5. Improving Access to Innovative Point-of-Care Diagnostics for Tuberculosis in Primary Health Care
Principal Investigator: Mr. Celso Khosa
Organization: INS (instituto nacional de saúde), national health institute of Mozambique
Location: Mozambique
Project Overview:
Strengthening Decentralized Tuberculosis Diagnosis in Mozambique through Pre-Implementation Research examines how portable molecular diagnostic technologies can be integrated into Mozambique’s tuberculosis diagnostic system to improve timely detection and treatment initiation. The study addresses a critical implementation gap: although molecular testing is increasingly prioritized for TB diagnosis, peripheral health facilities often face constraints in workflow design, staff training, supply chain reliability, specimen referral, quality assurance, and alignment with national diagnostic algorithms.

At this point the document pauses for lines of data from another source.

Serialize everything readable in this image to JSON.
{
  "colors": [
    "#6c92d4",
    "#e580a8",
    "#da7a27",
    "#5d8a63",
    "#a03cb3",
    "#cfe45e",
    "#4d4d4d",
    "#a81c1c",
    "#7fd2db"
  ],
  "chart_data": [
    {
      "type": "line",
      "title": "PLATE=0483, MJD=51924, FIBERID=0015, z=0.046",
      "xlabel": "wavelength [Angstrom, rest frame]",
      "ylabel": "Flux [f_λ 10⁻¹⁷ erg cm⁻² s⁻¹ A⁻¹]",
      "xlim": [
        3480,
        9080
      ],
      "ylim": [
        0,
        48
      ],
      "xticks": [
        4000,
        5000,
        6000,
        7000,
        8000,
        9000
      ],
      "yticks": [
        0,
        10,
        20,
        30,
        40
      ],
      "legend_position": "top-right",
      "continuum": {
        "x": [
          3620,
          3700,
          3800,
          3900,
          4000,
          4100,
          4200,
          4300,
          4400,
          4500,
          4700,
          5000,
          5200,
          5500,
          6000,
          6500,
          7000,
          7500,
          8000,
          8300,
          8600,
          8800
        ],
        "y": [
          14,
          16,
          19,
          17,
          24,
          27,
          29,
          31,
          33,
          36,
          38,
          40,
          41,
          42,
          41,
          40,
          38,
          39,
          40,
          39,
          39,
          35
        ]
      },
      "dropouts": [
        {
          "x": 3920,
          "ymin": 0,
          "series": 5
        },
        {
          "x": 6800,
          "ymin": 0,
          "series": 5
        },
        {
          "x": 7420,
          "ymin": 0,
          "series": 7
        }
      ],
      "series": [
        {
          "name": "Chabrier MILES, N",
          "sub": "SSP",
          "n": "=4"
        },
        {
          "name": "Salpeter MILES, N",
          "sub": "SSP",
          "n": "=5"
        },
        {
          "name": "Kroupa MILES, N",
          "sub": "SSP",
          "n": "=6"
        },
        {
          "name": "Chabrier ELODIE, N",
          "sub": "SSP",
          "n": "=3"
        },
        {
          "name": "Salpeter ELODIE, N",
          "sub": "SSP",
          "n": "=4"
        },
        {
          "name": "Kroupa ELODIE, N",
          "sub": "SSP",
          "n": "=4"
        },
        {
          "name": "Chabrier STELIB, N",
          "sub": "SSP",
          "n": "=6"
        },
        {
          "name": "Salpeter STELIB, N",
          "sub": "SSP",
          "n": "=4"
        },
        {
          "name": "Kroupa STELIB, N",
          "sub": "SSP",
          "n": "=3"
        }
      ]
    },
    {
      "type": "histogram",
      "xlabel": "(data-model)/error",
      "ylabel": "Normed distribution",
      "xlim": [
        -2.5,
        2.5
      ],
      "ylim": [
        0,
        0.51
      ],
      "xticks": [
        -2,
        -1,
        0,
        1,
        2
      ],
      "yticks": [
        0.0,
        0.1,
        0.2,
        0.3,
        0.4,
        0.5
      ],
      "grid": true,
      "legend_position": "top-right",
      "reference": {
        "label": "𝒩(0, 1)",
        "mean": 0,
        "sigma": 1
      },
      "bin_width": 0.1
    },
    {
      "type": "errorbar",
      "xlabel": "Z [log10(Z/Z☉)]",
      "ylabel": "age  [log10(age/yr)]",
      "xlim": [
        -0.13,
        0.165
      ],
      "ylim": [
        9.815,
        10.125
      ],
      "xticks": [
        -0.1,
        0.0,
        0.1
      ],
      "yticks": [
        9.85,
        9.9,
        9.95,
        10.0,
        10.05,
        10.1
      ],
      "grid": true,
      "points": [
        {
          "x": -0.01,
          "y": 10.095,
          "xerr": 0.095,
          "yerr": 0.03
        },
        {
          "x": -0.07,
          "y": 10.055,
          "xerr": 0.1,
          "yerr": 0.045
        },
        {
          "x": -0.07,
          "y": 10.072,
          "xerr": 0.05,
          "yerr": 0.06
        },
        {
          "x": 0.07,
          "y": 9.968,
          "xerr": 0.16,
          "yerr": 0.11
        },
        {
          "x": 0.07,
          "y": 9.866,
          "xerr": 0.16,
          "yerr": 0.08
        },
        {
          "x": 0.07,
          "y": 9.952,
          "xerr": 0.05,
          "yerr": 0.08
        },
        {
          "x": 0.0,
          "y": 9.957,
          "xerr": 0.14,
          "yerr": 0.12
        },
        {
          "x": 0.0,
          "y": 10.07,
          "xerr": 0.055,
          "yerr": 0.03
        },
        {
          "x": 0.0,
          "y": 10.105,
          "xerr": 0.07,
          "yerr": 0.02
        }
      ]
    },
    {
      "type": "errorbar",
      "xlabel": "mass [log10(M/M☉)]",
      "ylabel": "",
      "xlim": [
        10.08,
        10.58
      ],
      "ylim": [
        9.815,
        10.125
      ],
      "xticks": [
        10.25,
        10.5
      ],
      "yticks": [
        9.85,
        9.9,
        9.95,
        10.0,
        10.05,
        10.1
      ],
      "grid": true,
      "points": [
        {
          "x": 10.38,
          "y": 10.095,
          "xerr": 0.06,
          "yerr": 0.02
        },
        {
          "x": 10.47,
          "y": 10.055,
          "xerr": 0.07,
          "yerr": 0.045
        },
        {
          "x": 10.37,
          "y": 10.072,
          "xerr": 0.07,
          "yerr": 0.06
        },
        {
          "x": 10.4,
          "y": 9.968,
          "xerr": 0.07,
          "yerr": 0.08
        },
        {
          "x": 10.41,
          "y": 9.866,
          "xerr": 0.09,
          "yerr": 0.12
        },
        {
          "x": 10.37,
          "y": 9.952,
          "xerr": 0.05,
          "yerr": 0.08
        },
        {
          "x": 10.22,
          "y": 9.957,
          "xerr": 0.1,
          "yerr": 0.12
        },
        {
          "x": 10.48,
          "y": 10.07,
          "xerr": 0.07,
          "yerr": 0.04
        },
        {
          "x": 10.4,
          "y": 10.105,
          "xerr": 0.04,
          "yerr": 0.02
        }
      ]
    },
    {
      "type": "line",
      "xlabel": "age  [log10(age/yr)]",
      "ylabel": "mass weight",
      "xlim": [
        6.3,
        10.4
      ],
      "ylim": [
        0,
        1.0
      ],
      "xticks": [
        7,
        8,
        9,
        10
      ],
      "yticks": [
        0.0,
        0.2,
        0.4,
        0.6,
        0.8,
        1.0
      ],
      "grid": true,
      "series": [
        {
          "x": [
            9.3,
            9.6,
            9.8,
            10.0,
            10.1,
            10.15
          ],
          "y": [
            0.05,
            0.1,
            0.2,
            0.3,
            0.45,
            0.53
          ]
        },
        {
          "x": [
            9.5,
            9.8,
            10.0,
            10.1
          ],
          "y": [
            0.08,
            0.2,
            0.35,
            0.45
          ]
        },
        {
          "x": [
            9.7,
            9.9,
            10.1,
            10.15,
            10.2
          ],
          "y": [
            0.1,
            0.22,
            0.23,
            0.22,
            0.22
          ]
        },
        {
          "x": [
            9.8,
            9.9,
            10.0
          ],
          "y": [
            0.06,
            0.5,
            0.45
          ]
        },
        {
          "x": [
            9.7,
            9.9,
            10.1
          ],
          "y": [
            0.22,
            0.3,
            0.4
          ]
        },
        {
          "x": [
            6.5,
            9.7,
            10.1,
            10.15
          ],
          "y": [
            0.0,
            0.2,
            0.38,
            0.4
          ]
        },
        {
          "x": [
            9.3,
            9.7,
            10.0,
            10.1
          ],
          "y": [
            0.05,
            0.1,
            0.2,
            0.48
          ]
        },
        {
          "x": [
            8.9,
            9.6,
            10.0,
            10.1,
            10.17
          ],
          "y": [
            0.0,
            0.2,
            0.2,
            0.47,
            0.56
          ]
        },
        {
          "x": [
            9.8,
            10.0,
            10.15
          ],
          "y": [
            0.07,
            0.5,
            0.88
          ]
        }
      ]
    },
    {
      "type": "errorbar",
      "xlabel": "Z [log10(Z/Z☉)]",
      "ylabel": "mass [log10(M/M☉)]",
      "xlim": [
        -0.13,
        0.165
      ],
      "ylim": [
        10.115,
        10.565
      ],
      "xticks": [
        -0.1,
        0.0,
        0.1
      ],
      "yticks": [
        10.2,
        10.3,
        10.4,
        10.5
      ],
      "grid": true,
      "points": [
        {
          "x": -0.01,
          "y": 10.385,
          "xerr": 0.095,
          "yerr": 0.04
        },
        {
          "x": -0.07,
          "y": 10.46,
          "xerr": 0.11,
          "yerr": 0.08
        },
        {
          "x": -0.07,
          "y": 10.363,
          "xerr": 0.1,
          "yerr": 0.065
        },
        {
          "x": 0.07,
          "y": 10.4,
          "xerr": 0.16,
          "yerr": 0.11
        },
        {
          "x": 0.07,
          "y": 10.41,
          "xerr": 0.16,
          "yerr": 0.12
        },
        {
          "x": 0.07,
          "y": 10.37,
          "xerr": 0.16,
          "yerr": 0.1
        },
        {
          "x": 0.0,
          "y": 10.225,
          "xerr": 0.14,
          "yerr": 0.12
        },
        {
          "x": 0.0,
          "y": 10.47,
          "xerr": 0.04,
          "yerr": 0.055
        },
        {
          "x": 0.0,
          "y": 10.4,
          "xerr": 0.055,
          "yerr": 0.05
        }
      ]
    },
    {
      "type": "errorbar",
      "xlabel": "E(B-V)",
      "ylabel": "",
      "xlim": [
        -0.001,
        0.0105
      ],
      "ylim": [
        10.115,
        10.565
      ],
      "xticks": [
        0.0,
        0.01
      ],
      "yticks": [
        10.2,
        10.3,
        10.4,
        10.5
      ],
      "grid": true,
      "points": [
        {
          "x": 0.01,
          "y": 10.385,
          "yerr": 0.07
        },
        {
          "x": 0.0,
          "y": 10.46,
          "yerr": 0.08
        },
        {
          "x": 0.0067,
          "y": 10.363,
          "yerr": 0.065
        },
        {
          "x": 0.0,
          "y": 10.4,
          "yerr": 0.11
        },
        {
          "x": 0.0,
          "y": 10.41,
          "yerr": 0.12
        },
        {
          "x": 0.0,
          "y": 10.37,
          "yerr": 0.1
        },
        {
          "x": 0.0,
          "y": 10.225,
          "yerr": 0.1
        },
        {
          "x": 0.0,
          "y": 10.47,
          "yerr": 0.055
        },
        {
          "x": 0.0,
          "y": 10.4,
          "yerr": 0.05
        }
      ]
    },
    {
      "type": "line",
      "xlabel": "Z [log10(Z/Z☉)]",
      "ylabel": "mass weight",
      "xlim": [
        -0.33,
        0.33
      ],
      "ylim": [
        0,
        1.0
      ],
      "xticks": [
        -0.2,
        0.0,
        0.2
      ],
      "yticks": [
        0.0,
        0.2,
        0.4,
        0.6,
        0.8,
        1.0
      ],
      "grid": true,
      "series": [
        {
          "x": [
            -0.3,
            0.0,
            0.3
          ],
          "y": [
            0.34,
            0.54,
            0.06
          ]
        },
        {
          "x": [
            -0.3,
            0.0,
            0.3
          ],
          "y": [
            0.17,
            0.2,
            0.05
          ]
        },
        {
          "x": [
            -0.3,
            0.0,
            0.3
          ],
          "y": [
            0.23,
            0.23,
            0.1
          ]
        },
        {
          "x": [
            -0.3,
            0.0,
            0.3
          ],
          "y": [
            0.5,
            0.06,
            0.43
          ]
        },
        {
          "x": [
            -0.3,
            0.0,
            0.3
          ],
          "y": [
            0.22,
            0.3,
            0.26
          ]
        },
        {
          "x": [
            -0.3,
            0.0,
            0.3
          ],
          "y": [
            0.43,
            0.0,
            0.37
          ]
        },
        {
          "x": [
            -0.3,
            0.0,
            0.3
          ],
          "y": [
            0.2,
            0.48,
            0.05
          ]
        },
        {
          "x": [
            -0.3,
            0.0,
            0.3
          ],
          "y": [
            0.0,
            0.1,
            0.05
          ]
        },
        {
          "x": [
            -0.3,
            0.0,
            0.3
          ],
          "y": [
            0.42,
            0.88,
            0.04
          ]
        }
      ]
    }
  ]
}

Led by the Instituto Nacional de Saúde in collaboration with the National Tuberculosis Control Program, the project will conduct a pre-implementation study to generate context-specific evidence for national scale-up under the Global Fund GC8 grant. The study will assess current diagnostic pathways, identify facility-level operational requirements, develop and pilot training approaches for laboratory and frontline health workers, and map technical, logistical, and implementation risks. Expected outputs include an evidence-informed implementation plan, standardized training materials, risk mitigation recommendations, and practical guidance for integrating decentralized molecular TB testing into Mozambique’s primary health care and laboratory systems.
Congratulations to all 2026/2027 BRIGHT Grant awardees. We look forward to supporting their work over the coming year!